Tout en créant de sérieuses difficultés à Salomon à la fin de son règne, Adad ne paraît pas même alors s’être emparé de toute l’Idumée, puisque le monarque Israélite pouvait, sans être inquiété, équiper une flotte dans son port d’Asiongaber, à l’extrémité sud de l’Idumée. III Reg., ix, 26. Il fallait, pour faire le commerce avec Ophir, que Salomon fût maître de la partie occidentale de ce pays. La route de Palestine à Asiongaber, qui côtoie cette partie, du nord au sud, devait donc être restée libre et sûre. D’un autre côté, le royaume que se fit Adad ne dut pas être longtemps indépendant : nous voyons, en effet, que du temps de Josaphat il n’y avait pas de roi en Idumée. III Reg., xxii, 48. Sous Joram, l’Idumée, conquise par David, s’affranchit du joug de Juda et se donna un roi. IV Reg., viii, 20-22 ; II Par., xxi, 8. Voir Idumée.

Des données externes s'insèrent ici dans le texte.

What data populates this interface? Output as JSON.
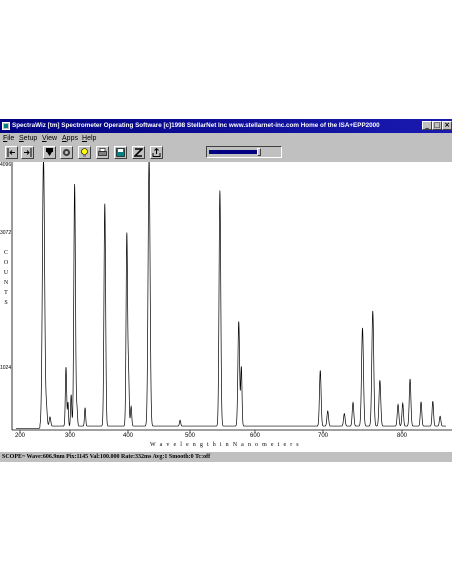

4. ADAD, dieu syrien. Voir Hadad 2.


ADADA (hébreu : ’Ad’âdàh ; Septante : Ἀρουήλ), ville située sur la frontière méridionale de Juda, et mentionnée une seule fois dans la sainte Écriture, Jos., xv, 22, où elle est citée entre Dimona et Cadès. Il n’en est pas question dans l’Onomasticon d’Eusèbe, mais on l’a retrouvée de nos jours dans les ruines qui ont conservé exactement le même nom, ’Ad’adah, à l’est de Bersabée, entre cette ville et la mer Morte. G. Armstrong, Ch. W. Wilson et Conder, Names and places in the Old and New Testament, 1889, p. 4.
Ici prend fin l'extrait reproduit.